Não me considerava uma guerreira. Não ainda. Mas questionar um dos maiores soldados de Icarus estava fora de cogitação.

Então, ergui meu corpo e adotei uma postura de batalha apoiando ambas as mãos fechadas perto das têmporas. Ouço a risada rouca de Njal que mais parecia um grunhido de um animal, antes de correr em minha direção. O seu punho, apesar de ser enorme, se movimentava como uma pena. Ele tentou um soco que, agilmente, joguei o corpo para baixo desviando. Infelizmente, o grandão mal deu tempo para que eu recuperasse a postura, pois lançou outro soco uma fração de segundos depois. E talvez fosse a sorte ou os resultados do treino, mas lancei o corpo para trás desviando com certa maestria do seu golpe.

Njal soltou grunhido de aprovação e começou a pegar mais pesado em seus movimentos. Não demorou muito para que eu estivesse no chão, dolorida e suja de terra. Quando viu que não conseguiria me erguer, comenta:

— Não entendo o Lorcan.

Pisco os olhos atordoada, continuando em silêncio.

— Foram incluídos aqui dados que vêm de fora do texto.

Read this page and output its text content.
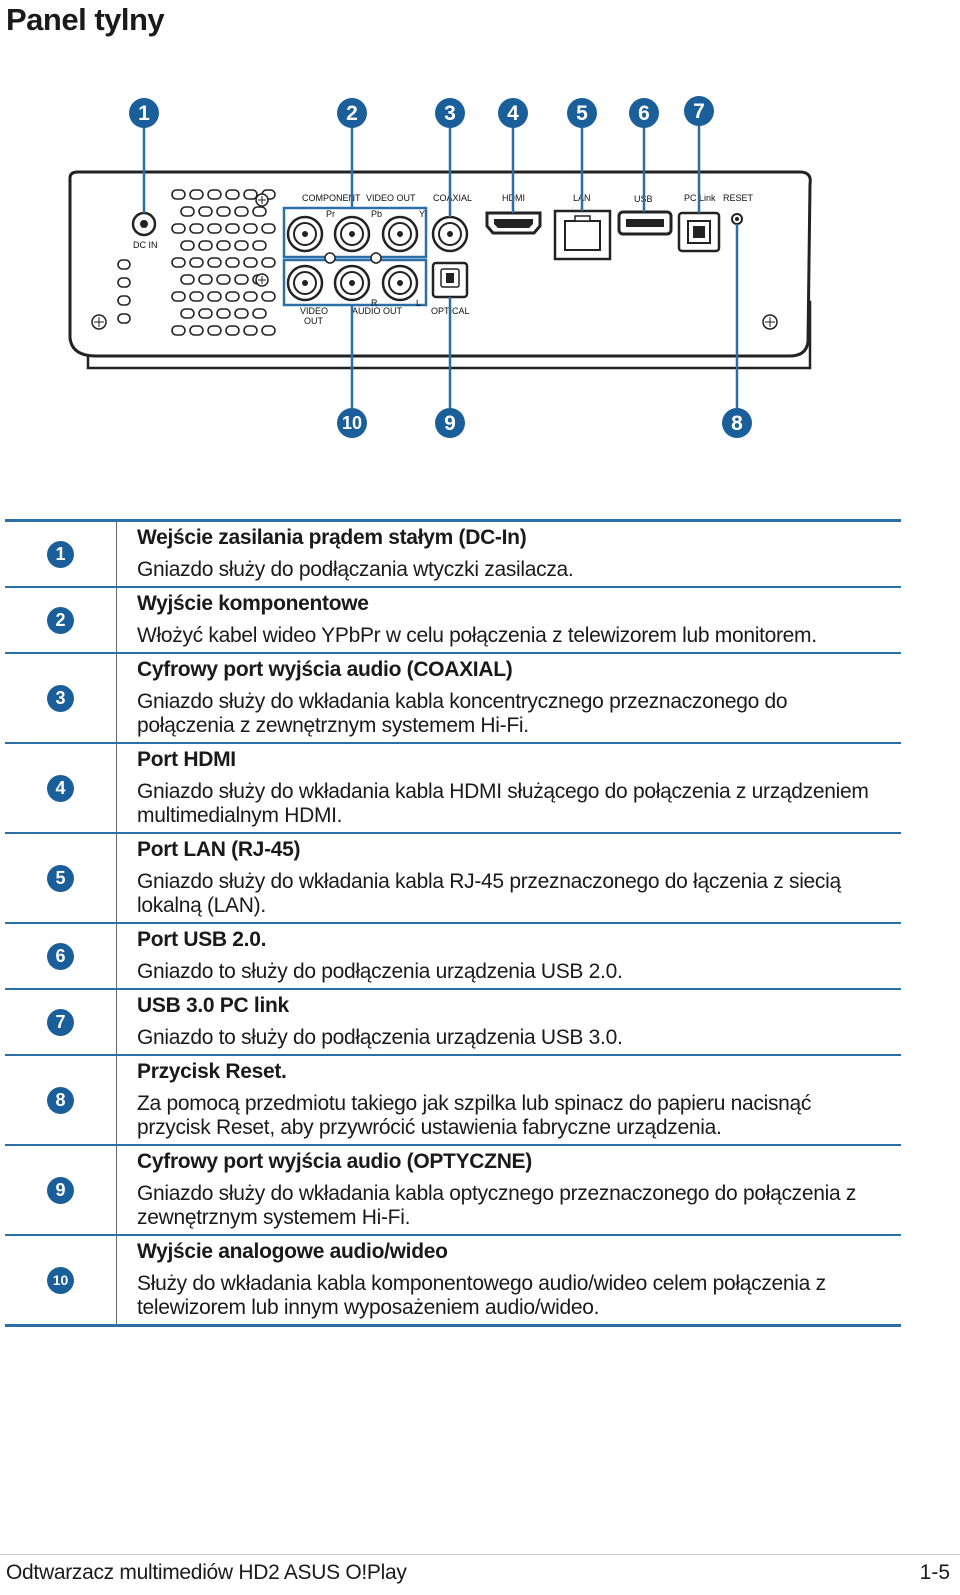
Panel tylny
DC IN
COMPONENT VIDEO OUT COAXIAL	HDMI	LAN	USB	PC Link RESET
Pr	Pb	Y
R	L
VIDEO
OUT
AUDIO OUT	OPTICAL
1	2	3 4	5 6 7
8
9
10
1	Wejście zasilania prądem stałym (DC-In)
Gniazdo służy do podłączania wtyczki zasilacza.

2	Wyjście komponentowe
Włożyć kabel wideo YPbPr w celu połączenia z telewizorem lub monitorem.

3	Cyfrowy port wyjścia audio (COAXIAL)
Gniazdo służy do wkładania kabla koncentrycznego przeznaczonego do połączenia z zewnętrznym systemem Hi-Fi.

4	Port HDMI
Gniazdo służy do wkładania kabla HDMI służącego do połączenia z urządzeniem multimedialnym HDMI.

5	Port LAN (RJ-45)
Gniazdo służy do wkładania kabla RJ-45 przeznaczonego do łączenia z siecią lokalną (LAN).

6	Port USB 2.0.
Gniazdo to służy do podłączenia urządzenia USB 2.0.

7	USB 3.0 PC link
Gniazdo to służy do podłączenia urządzenia USB 3.0.

8	Przycisk Reset.
Za pomocą przedmiotu takiego jak szpilka lub spinacz do papieru nacisnąć przycisk Reset, aby przywrócić ustawienia fabryczne urządzenia.

9	Cyfrowy port wyjścia audio (OPTYCZNE)
Gniazdo służy do wkładania kabla optycznego przeznaczonego do połączenia z zewnętrznym systemem Hi-Fi.

10	Wyjście analogowe audio/wideo
Służy do wkładania kabla komponentowego audio/wideo celem połączenia z telewizorem lub innym wyposażeniem audio/wideo.
Odtwarzacz multimediów HD2 ASUS O!Play	1-5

— Ele a acolhe aqui. Uma pessoa fraca e sem motivação.

Sento na grama, assentindo com a cabeça.

— Lorcan disse que viu algo em mim. Uma determinação para lutar pela vida quando ele tentou me matar e eu segurei sua adaga...

A expressão de Njal muda. Ele não parecia mais um rocha sem sentimentos, havia certa surpresa ali.

— Você afastou a adaga?

— Eu tentei mas ele é mais forte. Ainda assim, continuei agarrada à lâmina com toda a minha força. — comento desviando o olhar para a palma da mão, visualizando a cicatriz profunda. — Como ele consegue...?

As sobrancelhas grossas do homem quase se unem em sinal de confusão.

— O que?

Espero que ele me ajude a levantar, mas o maldito não faz menção de mover um músculo sequer. Resmungo enquanto ergo o meu corpo, sentindo a dor latente por cada parte dele.

— Lidar com as cicatrizes. Eu não conseguiria me amar com todas aquelas marcas.

O olhar de Njal recai sobre o solo arenoso por longos segundos. É a primeira vez que o vejo expressar algo além da máscara de rigidez.

— Lorcan é um guerreiro. Ele foi treinado para lidar com qualquer tipo de machucado. E como guerreiro, não tem o privilégio de escolher seguir em frente ou desistir. Não podemos olhar para trás e ficar presos para sempre no passado. O único caminho é adiante.